Tuesday, October 30, 2012

Blog 18 First Response, Courtney

The question of what the benefits of ethnographic approaches to performance are first requires an exploration of what an ethnographic approach can be. To explore this I’d like to look at examples from both the Kealiihohomoku and Conquergood readings. Kealiihohomoku provides a reading of ballet as an ethnic performance, revealing the ways that certain images, movements, and themes of ballet are representative of the larger culture in which the dances take place. This reading allows for a relational rather than an essentialist reading of the meanings therein. Conquergood introduces the ethnographical model of Clifford Geertz, who sees culture as a text and fieldwork as reading. This model reinforces the ethnocentrism of textocentrism, which is, for Conquergood an academic model that is unable to take into account many different peoples and many different forms of expression.
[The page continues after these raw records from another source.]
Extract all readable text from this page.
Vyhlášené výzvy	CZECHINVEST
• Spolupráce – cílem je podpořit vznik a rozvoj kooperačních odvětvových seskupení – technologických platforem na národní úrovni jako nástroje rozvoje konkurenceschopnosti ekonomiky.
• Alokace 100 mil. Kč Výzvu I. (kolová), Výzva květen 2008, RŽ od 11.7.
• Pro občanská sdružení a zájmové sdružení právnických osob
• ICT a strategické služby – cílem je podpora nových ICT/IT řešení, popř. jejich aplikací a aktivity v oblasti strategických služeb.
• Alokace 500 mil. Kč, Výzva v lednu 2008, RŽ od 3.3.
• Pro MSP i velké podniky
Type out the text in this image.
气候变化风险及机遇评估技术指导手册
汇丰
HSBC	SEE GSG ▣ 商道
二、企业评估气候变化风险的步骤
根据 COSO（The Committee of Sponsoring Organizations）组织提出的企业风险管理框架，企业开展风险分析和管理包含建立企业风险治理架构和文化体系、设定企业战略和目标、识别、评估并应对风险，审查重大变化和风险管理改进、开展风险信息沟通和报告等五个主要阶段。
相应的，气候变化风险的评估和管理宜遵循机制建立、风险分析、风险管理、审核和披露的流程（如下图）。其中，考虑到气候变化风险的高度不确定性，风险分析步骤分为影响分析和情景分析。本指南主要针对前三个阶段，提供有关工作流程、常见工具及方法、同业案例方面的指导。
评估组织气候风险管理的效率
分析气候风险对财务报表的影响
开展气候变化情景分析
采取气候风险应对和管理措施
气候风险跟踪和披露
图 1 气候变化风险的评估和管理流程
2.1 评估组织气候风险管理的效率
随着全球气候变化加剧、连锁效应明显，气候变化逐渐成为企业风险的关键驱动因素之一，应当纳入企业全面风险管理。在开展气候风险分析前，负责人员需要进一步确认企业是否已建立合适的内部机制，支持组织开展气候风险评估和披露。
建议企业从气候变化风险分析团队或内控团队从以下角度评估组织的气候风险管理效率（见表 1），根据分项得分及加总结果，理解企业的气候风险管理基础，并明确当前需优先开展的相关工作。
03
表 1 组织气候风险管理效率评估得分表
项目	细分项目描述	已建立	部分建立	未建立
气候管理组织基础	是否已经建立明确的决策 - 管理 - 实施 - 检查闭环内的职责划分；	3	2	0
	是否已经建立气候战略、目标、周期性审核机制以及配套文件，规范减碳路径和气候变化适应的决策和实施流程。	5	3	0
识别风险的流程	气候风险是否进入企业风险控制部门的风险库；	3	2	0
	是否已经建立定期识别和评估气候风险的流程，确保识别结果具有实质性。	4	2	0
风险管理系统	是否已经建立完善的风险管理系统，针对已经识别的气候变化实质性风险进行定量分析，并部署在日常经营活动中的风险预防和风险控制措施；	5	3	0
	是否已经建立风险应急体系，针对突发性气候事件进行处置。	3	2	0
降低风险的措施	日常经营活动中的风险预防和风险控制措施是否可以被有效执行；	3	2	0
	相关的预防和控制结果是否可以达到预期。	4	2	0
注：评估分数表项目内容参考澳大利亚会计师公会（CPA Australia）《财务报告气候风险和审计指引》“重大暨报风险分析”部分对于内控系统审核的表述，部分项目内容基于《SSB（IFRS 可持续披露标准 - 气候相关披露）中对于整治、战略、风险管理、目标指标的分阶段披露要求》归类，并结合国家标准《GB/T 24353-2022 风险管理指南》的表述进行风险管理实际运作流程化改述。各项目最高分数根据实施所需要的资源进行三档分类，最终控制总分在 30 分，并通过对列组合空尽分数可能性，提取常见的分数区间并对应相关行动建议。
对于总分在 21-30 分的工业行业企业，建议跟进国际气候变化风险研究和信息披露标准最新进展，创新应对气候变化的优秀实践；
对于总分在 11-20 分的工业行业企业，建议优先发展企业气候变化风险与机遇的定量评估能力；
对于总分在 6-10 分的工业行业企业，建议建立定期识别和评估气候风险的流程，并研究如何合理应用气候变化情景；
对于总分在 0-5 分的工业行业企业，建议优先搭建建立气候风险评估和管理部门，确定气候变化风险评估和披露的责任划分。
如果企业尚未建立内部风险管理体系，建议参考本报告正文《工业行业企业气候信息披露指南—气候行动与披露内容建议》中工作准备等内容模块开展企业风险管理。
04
A proper ethnographic approach, for Conquergood, would explore various forms of expression both as subject matters and as participatory ways of knowing and presenting knowledge. In these two articles, the benefits of enthnographic approaches are laid out. A few of these benefits could be: the possibility for relational analysis as opposed to essentialist analysis, a participatory form of knowing, a refinement of terminological definitions based on complications posed by cross cultural differences, and possibilities for learning new methods of knowledge acquisition and knowledge dispersal that lie outside of one’s own cultural bounds, to name a few.